Mr. Hensarling supported his amendment by juxtaposing the health care needs of one of his constituents, a legitimate American military hero from Palestine, Texas, against funding for the arts. He implied that he didn't represent constituents who would benefit from arts funding. Well, I represent some legitimate American heroes as well, but I also represent Actors Theater of Louisville, a world-renowned institution; the Louisville Ballet; the Louisville Orchestra; the Kentucky

Opera and dozens of other arts groups; 7,700 employees of arts groups; and 1,500 arts-related businesses. I represent Ken von Roenn, a glass artist whose work decorates Reagan National Airport. He created an institution called Glassworks which has brought hundreds and thousands of people to Louisville, made it a national center for glass art and has provided a great economic generator in Louisville.

In total, the arts contribute in my district alone more than $250 million annually, including $100 million on arts-related spending like restaurants and hotels and so forth. All told last year, 5 million people attended arts events and cultural events in my district and they paid $5.6 million in local taxes.

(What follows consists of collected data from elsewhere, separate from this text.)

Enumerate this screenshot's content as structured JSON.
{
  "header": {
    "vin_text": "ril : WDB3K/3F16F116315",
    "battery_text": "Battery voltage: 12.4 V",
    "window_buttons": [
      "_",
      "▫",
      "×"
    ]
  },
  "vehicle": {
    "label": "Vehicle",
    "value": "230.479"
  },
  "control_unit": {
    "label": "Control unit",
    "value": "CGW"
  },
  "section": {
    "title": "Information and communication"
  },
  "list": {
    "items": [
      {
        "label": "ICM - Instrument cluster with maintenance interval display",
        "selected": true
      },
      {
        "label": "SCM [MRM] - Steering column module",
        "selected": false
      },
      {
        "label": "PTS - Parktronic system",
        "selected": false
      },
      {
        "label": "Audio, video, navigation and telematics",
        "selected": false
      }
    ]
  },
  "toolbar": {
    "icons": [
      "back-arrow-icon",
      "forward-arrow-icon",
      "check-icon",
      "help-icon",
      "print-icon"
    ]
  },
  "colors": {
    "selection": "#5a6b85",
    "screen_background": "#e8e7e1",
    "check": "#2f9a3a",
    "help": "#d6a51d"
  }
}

Now I don't know a lot about Mr. Hensarling's district or Mr. McHenry's district, but I do know this: I know in Mr. Hensarling's district there are 1,317 arts businesses employing 3,229 people. The economic impact of the arts in Dallas, which he represents part of, was $550 million in 2006. In Mr. McHenry's district there are 947 arts-related business employing 3,043 people. In North Carolina, there are 17,000 businesses employing 159,000 people. Nationally, the impact of the arts is $166 billion, 5.7 million jobs, $104 billion in household income, $7.9 billion in local taxes, $9.1 billion in State taxes and $12.6 billion in Federal taxes. Now somebody may say that that's not an economic benefit, but I believe the facts are contrary to that. And listen to what the Chicago Tribune wrote in an editorial back in February talking about the stimulus funding for the arts:

After all, the argument that the labor-intensive arts are not job-creation engines is patently absurd; they just fuel different kinds of struggling workers, workers unaccustomed to bonuses. Their role in generating billions of dollars in ancillary economic activity for stores, restaurants and the travel business has been proven in bucketloads of surveys and analyses.

Let's think about the arts funding in another way. Fifty million dollars as a percentage of this year's budget is one seventy-thousandths of the budget. For someone who's trying to decide how to spend $35,000 in annual income, their personal budget, it's 50 cents. That's the equivalent amount. I don't know one American probably who hasn't bought a CD, hasn't gone to a movie, hasn't gone to a concert or gone to a play and spent a lot more than 50 cents.

Mr. Hensarling offered the contrast of one piece of sculpture--a selective one at that--to a veterans clinic, but I would offer another picture: a picture of an F-22 jet fighter, $143 million for one jet fighter plane.

This is about priorities and the arts are an important priority for this country.